ANY discussion of the NT writings, especially with reference to their date, must include some attempt to appreciate the literary customs and conditions among which these writings took their earliest or final shape. The first and most obvious question is that of translation. It is introductory to the others, and scarcely as vital; but it cannot be passed over without some notice at least of its existence.

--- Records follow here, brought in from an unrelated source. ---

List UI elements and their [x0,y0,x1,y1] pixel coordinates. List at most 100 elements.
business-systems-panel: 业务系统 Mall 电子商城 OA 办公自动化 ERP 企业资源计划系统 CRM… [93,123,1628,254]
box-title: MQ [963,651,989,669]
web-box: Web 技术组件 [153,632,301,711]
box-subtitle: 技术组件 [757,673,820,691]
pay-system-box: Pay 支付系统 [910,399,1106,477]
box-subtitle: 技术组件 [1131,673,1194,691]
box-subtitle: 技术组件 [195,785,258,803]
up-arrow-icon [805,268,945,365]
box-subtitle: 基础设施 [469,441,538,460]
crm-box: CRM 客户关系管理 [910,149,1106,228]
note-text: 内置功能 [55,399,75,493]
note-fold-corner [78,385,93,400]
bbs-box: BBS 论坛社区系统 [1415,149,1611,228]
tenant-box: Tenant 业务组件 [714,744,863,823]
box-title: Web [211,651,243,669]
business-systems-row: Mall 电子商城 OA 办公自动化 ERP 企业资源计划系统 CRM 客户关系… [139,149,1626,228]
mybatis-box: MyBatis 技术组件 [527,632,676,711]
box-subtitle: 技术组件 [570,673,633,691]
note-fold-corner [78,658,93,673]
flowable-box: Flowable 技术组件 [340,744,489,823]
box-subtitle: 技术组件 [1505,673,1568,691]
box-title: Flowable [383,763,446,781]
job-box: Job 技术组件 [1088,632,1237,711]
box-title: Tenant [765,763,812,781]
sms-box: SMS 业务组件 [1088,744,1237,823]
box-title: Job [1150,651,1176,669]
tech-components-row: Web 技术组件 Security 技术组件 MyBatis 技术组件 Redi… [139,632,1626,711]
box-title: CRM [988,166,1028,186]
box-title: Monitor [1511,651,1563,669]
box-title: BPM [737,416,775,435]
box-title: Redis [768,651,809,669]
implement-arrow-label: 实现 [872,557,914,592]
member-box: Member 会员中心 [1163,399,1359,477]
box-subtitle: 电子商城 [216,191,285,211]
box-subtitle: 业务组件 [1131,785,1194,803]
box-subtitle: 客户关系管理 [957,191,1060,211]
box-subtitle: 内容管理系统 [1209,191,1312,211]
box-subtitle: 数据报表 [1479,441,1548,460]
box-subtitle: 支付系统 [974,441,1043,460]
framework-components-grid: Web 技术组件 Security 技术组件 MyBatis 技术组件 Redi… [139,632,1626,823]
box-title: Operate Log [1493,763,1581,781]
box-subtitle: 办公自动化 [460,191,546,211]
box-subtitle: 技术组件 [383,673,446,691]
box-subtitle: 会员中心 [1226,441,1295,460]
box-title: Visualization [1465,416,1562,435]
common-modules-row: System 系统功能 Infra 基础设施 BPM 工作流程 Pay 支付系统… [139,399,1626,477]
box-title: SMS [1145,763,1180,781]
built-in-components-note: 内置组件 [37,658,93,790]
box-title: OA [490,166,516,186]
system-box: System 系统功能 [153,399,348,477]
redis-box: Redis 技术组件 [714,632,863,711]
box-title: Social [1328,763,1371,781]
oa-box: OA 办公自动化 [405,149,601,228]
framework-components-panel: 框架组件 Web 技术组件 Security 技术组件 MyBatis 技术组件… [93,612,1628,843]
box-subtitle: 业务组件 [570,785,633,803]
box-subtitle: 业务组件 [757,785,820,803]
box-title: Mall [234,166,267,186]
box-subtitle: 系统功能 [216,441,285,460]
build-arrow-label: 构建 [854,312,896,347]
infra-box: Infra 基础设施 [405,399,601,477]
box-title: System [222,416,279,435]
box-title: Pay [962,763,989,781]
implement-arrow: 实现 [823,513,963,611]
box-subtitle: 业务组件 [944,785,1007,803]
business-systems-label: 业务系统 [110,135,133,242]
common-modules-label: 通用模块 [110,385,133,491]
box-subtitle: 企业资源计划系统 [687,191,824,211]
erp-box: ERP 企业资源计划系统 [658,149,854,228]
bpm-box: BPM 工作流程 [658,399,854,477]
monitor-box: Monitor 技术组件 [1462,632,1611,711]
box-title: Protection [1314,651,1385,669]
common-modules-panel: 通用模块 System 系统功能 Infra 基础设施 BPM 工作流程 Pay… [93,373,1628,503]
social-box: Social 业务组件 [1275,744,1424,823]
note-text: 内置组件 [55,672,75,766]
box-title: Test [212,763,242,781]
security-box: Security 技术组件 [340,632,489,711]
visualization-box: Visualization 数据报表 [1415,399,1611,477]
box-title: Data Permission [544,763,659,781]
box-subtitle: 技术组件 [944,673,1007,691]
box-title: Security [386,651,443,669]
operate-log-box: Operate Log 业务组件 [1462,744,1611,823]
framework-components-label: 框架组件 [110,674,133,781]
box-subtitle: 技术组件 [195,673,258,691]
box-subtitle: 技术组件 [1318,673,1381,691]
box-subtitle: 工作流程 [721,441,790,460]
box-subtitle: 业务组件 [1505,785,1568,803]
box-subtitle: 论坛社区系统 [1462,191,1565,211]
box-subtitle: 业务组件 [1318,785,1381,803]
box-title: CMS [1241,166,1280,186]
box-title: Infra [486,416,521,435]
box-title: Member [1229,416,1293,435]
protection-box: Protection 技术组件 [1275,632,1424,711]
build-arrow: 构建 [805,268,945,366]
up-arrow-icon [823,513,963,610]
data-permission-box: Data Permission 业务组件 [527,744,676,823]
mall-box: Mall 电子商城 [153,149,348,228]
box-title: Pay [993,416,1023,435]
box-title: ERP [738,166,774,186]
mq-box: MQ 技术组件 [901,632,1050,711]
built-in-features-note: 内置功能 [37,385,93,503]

The question is, are all the NT writings extant in the language in which their authors originally wrote them? Or have any been subsequently translated from Hebrew and Aramaic (that "most concrete and unmetaphysical of languages," M. Arnold) into Greek? The bearing of this upon the problem of a book's date may be illustrated by the case of Ecclesiasticus. The Greek version of this book is a translation of the Hebrew original, prepared some fifty years later by the grandson of the author. Here translation implies a notable gap between the earlier and the final form of the book. When the translator is identical with the author of the original, the matter is comparatively speaking of less importance as in the case of Josephus, who composed his history of the Jewish war in the Aramaic vernacular, intending it for the Jews resident across the Euphrates (rois ävw ẞapßápois), but afterwards, to gain access for his work to the wider circles of the Roman Empire, rendered it into Greek. Still, apart altogether from the personality of the translator, the question of translation affects to some degree the date of a writing. The earlier instances in all departments of Jewish literature (e.g. 1 Maccabees, Judith, Seirach, Psalt. Sol., Enoch, Book of Jubilees, etc.) prove the abstract possibility of translation in regard to a NT writing, while the bi-lingual nature of the Roman Empire and the use of Aramaic and Greek in Palestine indicate that such a practice must have been necessary for the extensive circulation of literature. The hypothesis therefore has a legitimate claim to be at least tested. Whether it explains in a satisfactory fashion any or all of the NT records in connection with which it has been raised, is a question that depends upon the further examination of the particular case and its evidence.

1 In the case of this writing it is still a moot point whether the original was Aramaic or Hebrew.

2 Dalman (Die Worte Jesu, 1899, i. pp. 10–13) extends the practice further among the pseudepigrapha; he even conjectures an Aramaic original for the Hebrew of Dan 1-6, as Marshall (DB, i. p. 253) does for Baruch, 39-44. Similarly for 4th Esdras, Wellhausen (Skizzen u. Vorarbeiten, vI. p. 235 f.).